The last few years have seen a boom in the oil and gas exploration business in the U.S., driven by new technologies that have allowed exploitation of “unconventional” resources for gas and oil. These resources are often called “resource” plays, because the oil and gas is being produced from shale beds. Shale is known by geologists to be the source or “resource” of pockets of oil and gas accumulated over hundreds of years in more conventional oil and gas sands, trapped by faults and other geological anomalies.
The resource plays in the news over the last couple of years are the Barnett Shale in Texas, in and around Fort Worth, the Fayetteville Shale in Arkansas, the Bakken Shale in North Dakota, and more recently the Marcellus Shale in Pennsylvania and New York, the Haynesville Shale in Louisiana and East Texas, and the recently discovered Eagle Ford Shale in South Texas. Exploitation of these resources has resulted from two factors: improved technology, especially horizontal drilling, and high oil and gas prices. The discovery and exploitation of these shale plays has dramatically increased the U.S. reserves of natural gas.

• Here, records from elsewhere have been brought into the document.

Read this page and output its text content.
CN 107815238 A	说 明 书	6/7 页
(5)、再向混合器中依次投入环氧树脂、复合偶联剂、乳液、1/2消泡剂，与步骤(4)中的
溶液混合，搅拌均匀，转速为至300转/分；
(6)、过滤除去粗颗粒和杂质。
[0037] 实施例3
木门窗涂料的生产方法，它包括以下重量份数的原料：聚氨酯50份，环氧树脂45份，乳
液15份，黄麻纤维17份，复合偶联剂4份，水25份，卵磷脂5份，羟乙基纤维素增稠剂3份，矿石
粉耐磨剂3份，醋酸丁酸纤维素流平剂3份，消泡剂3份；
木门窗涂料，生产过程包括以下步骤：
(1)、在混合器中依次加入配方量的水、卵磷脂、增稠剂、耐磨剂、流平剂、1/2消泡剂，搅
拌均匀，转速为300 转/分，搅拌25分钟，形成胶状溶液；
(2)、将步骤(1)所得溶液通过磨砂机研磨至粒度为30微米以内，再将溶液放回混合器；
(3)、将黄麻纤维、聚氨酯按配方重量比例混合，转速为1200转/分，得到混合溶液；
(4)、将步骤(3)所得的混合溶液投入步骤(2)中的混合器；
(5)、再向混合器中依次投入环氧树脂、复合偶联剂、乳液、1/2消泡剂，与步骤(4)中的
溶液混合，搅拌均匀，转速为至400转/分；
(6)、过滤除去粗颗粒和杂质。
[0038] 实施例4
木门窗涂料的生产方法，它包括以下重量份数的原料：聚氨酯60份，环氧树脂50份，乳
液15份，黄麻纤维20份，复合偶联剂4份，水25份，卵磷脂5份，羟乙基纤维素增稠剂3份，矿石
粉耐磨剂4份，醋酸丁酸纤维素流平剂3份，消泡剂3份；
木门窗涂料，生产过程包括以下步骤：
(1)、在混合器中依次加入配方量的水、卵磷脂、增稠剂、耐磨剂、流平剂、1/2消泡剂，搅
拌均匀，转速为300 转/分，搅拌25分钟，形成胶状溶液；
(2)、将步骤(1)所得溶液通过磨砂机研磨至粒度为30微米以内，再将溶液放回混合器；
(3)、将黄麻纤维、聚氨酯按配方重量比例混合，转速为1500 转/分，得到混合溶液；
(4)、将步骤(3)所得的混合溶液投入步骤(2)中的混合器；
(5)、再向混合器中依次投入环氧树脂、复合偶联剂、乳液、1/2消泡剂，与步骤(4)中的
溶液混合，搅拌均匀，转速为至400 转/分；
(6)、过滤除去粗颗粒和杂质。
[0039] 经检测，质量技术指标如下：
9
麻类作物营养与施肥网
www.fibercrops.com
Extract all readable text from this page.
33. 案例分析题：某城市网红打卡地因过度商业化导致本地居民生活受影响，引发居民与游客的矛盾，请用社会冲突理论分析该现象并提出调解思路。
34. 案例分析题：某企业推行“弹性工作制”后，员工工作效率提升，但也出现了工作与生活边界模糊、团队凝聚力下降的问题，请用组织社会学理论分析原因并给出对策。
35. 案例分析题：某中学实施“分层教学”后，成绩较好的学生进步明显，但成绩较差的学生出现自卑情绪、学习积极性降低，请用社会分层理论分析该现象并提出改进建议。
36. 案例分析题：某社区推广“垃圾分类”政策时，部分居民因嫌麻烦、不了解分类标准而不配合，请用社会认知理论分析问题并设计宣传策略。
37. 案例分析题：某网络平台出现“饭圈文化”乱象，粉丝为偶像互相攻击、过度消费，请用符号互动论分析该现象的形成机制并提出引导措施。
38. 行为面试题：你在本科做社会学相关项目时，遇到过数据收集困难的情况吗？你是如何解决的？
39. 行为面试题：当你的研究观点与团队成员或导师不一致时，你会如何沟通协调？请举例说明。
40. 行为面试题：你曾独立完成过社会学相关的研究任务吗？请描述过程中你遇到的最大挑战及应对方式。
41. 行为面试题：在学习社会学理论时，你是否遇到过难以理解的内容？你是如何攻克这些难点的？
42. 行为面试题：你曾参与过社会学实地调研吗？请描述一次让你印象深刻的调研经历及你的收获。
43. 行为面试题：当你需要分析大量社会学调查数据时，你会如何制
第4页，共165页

The top producing well in the Haynesville Shale produced 713 million cubic feet of gas in December, an average of 23 mmcf per day.
The table below shows the increase in production from the Barnett Shale since 1982:

These shale plays have had dramatic effects in the U.S. economy and in U.S., state and local politics. For example:
— Lease bonuses in the Barnett and Haynesville Shale plays reached heights unheard of last year — $25,000 to $30,000 per acre. By September 2008, Chesapeake had acquired leases covering 550,000 acres, EnCana and Shell had bought 325,000 acres, Petrohawk Energy 275,000 acres, Devon energy 130,000 acres. Haynesville lease bonuses averaged more than $13,400/acre. The Haynesville play was like the California gold rush.
— The Haynesville Shale is 200-300 feet thick. Recoverable gas reserves are estimated at 24-60 Bcf (billion cubic fee, or a million mcf) per square mile. Estimated ultimate recoveries from Haynesville wells have been estimated at 4.5 to 8.5 Bcf per well.
— In and around Fort Worth, and in areas of Pennsylvania, landowners began to organize themselves to bargain with exploration companies as a group, to increase their leverage to obtain better lease terms.
— Ray Perryman, a Texas economist, estimated that the economic impact of the Barnett Shale on the Barnett Shale Region in 2008 was almost $30 Billion.
— Horizontal drilling technology has allowed the drilling of wells in urban areas, including under the DFW Airport and under the campus of Texas Christian University in Fort Worth.
— Urban drilling has also lead to increased regulation by municipalities of drilling activities in urban areas. Fort Worth and surrounding cities have adopted increasingly sophisticated and complex drilling ordinances, regulating aspects of drilling and producing wells that have not heretofore been the subject of regulation, including sound abatement, air pollution, pipeline safety, and street maintenance.
— Members of the Texas Legislature, now in session, have introduced numerous bills – principally in response to complaints by constituents – to allow municipalities, counties and groundwater districts some authority to regulate condemnation for and location of pipelines, underground disposal of produced water and frac water, and “the quality of the environment.” Industry lobbyists are being kept busy opposing those bills.
— The Pennsylvania Legislature is considering bills to impose a property tax on producing minerals and a severance tax on production in that state.